A Arte Xávega é hoje muito falada, por vezes de forma displicente e plena de incorreções, cometidas, ditas, sublinhadas, por gente de responsabilidade, às vezes na área do turismo. Modestamente daremos uma achega para dissipar confusões. Há a acrescentar que a Arte atual (poderei chamar-lhe assim?), não utiliza só a robustez do homem, foi-se adaptando de forma a tornar mais leve o seu esforço e a minorar a falta de sujeitos do mar (e, por isso, já se usam tratores, barcos com motor adaptado e outras tecnologias do momento atual).
A Xávega é um tipo de pesca muito antiga e conhecida de muitos dos nossos antepassados. Os pescadores da Galileia entendiam esta pesca. Os fenícios, gregos e romanos também. O barco característico da Xávega foi difundido a partir do Algarve. Supõe-se que tem origem mourisca. Disseminou-se rapidamente na zona central do país, a nossa região, já que as suas características respondiam eficientemente às condições naturais da área.
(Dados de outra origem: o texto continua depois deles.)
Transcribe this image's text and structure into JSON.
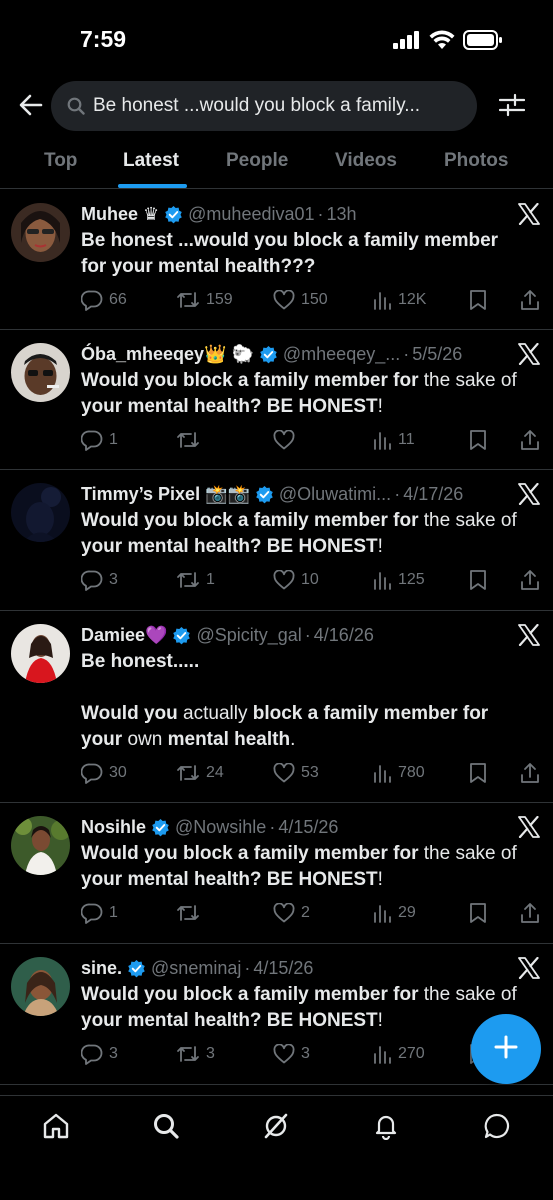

Foi provavelmente em Ílhavo, ou porventura em Ovar, que a Arte começou a ser exercitada, para mais tarde se expandir para o Norte e para o Sul da região através dos seus precursores designados por ilhós, varinos e murtoseiros. Eles deram a conhecer a Xávega em grande parte da costa portuguesa.
Quem praticou este tipo de pesca contribuiu para o desenvolvimento de uma Arte. Muitos a experienciaram no século XIX, altura em que a população do país começou a aumentar significativamente e a terra já não chegava para todos. A gente do interior, finalmente, e, por necessidade, começou a fluir ao litoral. Alguns põem-se a lavrar a terra arenosa conquistada às dunas e durante a temporada da sardinha vão trabalhar para as Companhas de Xávega. Com disponibilidade de gente e abundância de sardinha na costa, as Companhas multiplicaram-se. Em finais do século XIX, aparecem as fábricas de conserva que aumentam a procura e fazem subir muito o preço do peixe. Abrem-se estradas que ligam as praias ao interior, facilitando a venda do peixe. A Xávega atinge o apogeu. Há cerca de 90 Companhas a trabalhar em 25 praias da costa ocidental.
Mas afinal o que é, e qual a razão da prática da Arte Xávega em mares e areais?
Ernesto Veiga de Oliveira e Fernando Galhano foram estudiosos, historiadores e pensadores da Arte. Pela minha parte, o que vi, ouvi e escrevi, são memórias que contribuem para também a dar a conhecer. Deles e de mim próprio, respiguei o fundamental para escrever algo que aprofunde o conhecimento desta Arte de onde muitos pobres tiravam uma réstia de vida.
A arte da Xávega compreende o barco e as redes. É uma pesca de Campanha, que pressupõe o esforço coletivo e a existência de grupos regulares de pescadores organizados socialmente, nos pontos onde é praticada.
“O total desabrigo da praia requer uma manobra difícil e violenta à largada e chegada dos barcos, que, por falta de ancoradouros, têm a cada lanço de ser alados e varados em terra. Eles são, por isso, de proa e popa elevadas e de bordos altos, para enfrentarem a rebentação ao entrarem na água. Têm fundo chato e arqueado e sem quilha, para mais facilmente deslizarem na areia. Possuem pesados e fortes remos com cerca de 10 metros de comprimento. A rede da Xávega compõe-se de um saco terminal amplo, de malha apertada, aberto apenas à frente, onde, com a alagem, o peixe acaba por ficar encurralado; dos lados dessa boca partem duas compridas mangas, de malha larga, que se prolongam pelos cabos, com cerca de três quilómetros de comprimento cada um.”
A Companha é um sistema social, de funções bem diferenciadas a despeito da sua simplicidade, cuja hierarquização se mede pela importância das responsabilidades dos seus componentes e se reflectem nos respectivos salários. Ela compreende o pessoal do mar e o pessoal da terra, e nas artes maiores compõe-se de oitenta pessoas e mais.
O pessoal do mar consta do arrais, do calador (que larga a rede), dos remadores dos vários remos, outros pescadores com funções variadas, formando uma unidade com eficácia, com funções diversas e complexas.